Repito: a responsabilidade da austeridade é da troika. Recordemos: Portugal pediu a ajuda dos seus parceiros perante uma situação de absoluta impossibilidade de recurso ao crédito externo (com os juros a 10 anos muito acima dos 7%) e, num raro compromisso entre os dois partidos do centro político (PS e PSD), negociou um pacote de medidas exigidas como condição para um resgate financeiro. Em troca desse acordo, recebeu a ajuda requerida.

 Repare-se que não importa se Portugal devia ou não ter pedido resgate ou, como pretende o antigo primeiro-ministro José Sócrates, se um novo PEC teria resolvido os problemas todos (diminuindo as taxas de juro para níveis sustentáveis). Nem sequer interessa para este efeito se o governo actual extravasou ou não as medidas previstas no resgate.

Tudo isso – repito, tudo isso – são decisões portuguesas.

 Como portuguesa foi a decisão que nos levou a aderir ao euro; ou a decisão de não fazer a reforma do Estado e de usar os abundantes fundos europeus para encher o país de auto-estradas; ou a de estimular a economia muito para lá do que as instituições europeias preconizavam (sim, refiro-me ao ano de 2009 em que, por coincidência, não houve a mesma política desenvolvimentista em todos os países do euro, pelo contrário, já para não lembrar que, outra coincidência, esse foi ano de santas eleições – legislativas, refira-se). Portuguesa, também, foi a decisão (ou a não-decisão, mas para o caso também tanto faz) de deixar os bancos sem ou com escassa regulação, oferecendo crédito ao desbarato, casas a quem não as podia pagar, férias a quem não tinha como as fazer, automóveis a toda a gente, independentemente dos recursos e da capacidade de ressarcir as dívidas (o que importava era o balanço).
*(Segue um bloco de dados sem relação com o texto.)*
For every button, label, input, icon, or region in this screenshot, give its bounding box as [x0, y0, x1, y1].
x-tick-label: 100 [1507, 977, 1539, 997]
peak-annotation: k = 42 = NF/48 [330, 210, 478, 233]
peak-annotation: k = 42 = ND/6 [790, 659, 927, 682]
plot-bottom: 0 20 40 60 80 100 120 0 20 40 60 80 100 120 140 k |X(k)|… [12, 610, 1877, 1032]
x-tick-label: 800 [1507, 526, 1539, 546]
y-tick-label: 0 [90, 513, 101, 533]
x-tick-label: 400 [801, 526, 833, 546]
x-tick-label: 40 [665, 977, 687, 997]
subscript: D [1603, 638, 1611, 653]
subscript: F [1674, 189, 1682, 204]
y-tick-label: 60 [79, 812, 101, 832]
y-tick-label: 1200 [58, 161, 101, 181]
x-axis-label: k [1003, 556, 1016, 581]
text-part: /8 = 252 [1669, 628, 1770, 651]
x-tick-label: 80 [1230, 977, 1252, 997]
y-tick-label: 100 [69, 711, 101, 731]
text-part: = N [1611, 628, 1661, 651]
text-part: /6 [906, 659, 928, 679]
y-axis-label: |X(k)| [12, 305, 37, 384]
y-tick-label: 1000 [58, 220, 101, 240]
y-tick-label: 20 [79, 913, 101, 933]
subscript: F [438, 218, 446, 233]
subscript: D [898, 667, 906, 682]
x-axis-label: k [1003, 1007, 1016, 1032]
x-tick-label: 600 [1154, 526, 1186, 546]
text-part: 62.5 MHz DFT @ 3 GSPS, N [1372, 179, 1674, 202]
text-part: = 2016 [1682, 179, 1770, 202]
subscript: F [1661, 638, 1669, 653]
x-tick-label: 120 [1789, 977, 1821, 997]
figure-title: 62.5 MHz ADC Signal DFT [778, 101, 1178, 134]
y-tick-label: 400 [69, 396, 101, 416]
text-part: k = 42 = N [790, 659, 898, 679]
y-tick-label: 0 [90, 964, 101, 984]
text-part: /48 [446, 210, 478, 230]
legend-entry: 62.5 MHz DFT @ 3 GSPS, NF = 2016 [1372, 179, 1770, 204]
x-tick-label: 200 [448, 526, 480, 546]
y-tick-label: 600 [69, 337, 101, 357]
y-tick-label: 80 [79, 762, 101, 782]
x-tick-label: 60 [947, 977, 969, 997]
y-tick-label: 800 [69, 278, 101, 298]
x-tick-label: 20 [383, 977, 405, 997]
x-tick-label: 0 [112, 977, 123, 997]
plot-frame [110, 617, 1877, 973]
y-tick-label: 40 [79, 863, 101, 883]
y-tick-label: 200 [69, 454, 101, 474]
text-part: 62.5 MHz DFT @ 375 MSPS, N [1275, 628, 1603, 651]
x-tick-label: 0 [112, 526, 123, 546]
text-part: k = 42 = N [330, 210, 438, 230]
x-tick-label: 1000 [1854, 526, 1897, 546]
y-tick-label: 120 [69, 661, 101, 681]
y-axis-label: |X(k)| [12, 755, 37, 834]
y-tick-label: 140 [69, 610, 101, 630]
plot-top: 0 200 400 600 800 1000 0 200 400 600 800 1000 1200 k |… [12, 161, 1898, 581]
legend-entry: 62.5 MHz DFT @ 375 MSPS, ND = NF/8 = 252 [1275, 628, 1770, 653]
 O que fez a Europa (e, frise-se, a Europa fez muitos disparates)? Obrigou-nos a fazer parte da União? Não obrigou. Obrigou-nos a aderir ao euro? Não obrigou. Obrigou-nos  a aumentar a dívida pública, a dívida das famílias, a dívida externa para lá de limites que, sabemo-lo bem, desvalorize-se ou não, são impossíveis de pagar (sem níveis de crescimento que não estão simplesmente ao nosso alcance)? Não obrigou.

 A Europa deu crédito a Portugal quando ninguém mais dava. Impôs condições, negociadas com os partidos que representam a maioria da população. Condições de reforma, de sustentabilidade das contas públicas, de austeridade. É um caminho errado? Talvez seja. Mas nesse caso são as instituições portuguesas que devem ser responsabilizadas. Não a Europa. Não o estrangeiro. Não os outros. Essa é uma sina que a nossa história bem regista e a que tanto devemos muito do atraso estrutural que ainda hoje nos aflige.

 Meus senhores, minhas senhoras: não digam tanto mal da União Europeia. Ainda vamos precisar dela.